Another experimental drug designed to cause stop codon read-through in DMD is known as RTC13. In 2011, MDA gave a three-year grant to Carmen Bertoni at the University of California, Los Angeles (UCLA) to develop RTC13 so it can be taken orally. By the end of the trial, RTC13 is expected to cause a lot of muscle cells to ignore premature stop codon (nonsense) mutations and produce dystrophin, and improve symptoms in dystrophin-deficient mice with a DMD-like disease.
Laboratory evidence shows that raising levels of the muscle protein utrophin can, to some extent, compensate for a deficiency of dystrophin.
Utrophin closely resembles dystrophin but, unlike dystrophin, is normally produced and entirely functional in BMD. Therefore, raising utrophin levels is unlikely to provoke an unwanted immune response, while raising levels of dystrophin may do so.
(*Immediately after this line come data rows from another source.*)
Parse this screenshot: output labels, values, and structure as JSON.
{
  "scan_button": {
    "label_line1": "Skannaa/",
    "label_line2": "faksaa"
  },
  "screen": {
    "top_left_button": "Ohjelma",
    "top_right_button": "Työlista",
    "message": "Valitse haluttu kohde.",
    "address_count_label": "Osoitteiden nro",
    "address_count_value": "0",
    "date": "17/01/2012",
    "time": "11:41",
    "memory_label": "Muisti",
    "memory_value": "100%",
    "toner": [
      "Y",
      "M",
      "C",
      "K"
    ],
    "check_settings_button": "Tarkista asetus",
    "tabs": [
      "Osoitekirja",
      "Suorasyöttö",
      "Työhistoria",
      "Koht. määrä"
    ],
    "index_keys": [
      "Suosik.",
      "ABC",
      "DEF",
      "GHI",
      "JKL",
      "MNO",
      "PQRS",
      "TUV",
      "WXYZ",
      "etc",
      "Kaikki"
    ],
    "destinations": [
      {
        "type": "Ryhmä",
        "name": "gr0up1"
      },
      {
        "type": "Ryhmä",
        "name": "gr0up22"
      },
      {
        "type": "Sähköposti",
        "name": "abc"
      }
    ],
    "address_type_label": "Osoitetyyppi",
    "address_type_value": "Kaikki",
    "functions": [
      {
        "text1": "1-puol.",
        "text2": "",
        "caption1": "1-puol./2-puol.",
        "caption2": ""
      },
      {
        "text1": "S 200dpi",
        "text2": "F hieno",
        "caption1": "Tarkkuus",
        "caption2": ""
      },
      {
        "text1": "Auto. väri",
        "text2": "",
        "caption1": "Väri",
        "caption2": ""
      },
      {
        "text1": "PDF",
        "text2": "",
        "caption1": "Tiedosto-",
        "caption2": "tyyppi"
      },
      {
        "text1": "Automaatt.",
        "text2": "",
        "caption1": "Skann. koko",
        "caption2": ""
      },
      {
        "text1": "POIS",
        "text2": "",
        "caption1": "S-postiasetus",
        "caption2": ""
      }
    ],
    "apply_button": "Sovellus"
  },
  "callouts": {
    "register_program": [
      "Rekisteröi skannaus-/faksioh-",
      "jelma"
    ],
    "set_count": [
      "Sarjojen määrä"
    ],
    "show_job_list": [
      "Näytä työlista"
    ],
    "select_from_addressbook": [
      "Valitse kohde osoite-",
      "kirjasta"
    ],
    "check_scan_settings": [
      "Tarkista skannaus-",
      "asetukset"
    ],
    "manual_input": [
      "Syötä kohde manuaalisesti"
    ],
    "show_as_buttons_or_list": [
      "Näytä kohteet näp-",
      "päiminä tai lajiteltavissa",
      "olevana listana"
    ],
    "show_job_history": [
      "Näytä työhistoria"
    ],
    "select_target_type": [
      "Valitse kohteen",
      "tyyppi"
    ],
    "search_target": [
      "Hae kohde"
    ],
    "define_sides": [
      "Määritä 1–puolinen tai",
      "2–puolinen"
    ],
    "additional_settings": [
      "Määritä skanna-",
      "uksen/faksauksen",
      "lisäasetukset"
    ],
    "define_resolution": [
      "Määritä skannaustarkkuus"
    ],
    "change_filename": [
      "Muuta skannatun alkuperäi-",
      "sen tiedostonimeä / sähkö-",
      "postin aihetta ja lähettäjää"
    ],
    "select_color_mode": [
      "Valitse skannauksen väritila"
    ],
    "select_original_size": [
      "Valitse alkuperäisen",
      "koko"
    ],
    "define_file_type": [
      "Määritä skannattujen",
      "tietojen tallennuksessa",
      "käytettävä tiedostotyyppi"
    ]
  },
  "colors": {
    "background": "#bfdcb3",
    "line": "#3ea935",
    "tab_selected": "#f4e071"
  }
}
Increasing utrophin production has the potential to help compensate for dystrophin deficiency regardless of the specific dystrophin gene mutation.
Although utrophin is close to dystrophin in both structure and function, there’s at least one key difference between the two proteins. During fetal development and perhaps a little beyond, utrophin is present all around the muscle fiber, interacting with clusters of proteins stuck in its surrounding membrane. As the animal or person matures, utrophin is replaced almost entirely by dystrophin, with one exception. At the neuromuscular junction, utrophin remains throughout life.
Several strategies are being tried to increase utrophin. One is to identify and suppress whatever is inhibiting utrophin production — find the brake and release it, so to speak.
Another strategy is to inject a modified version of the utrophin protein itself into the body. A 2009 study found that modified utrophin protein conferred significant benefits when injected into mice lacking the dystrophin protein and showing a disease resembling DMD.
Scientists reported in 2011 that systemically injecting the human form of a protein called biglycan into mice with a disease resembling human DMD improved the resistance of mouse muscles to contraction-related damage; restored several proteins to their normal location at the muscle-fiber membrane; and recruited utrophin to the muscle-fiber membrane.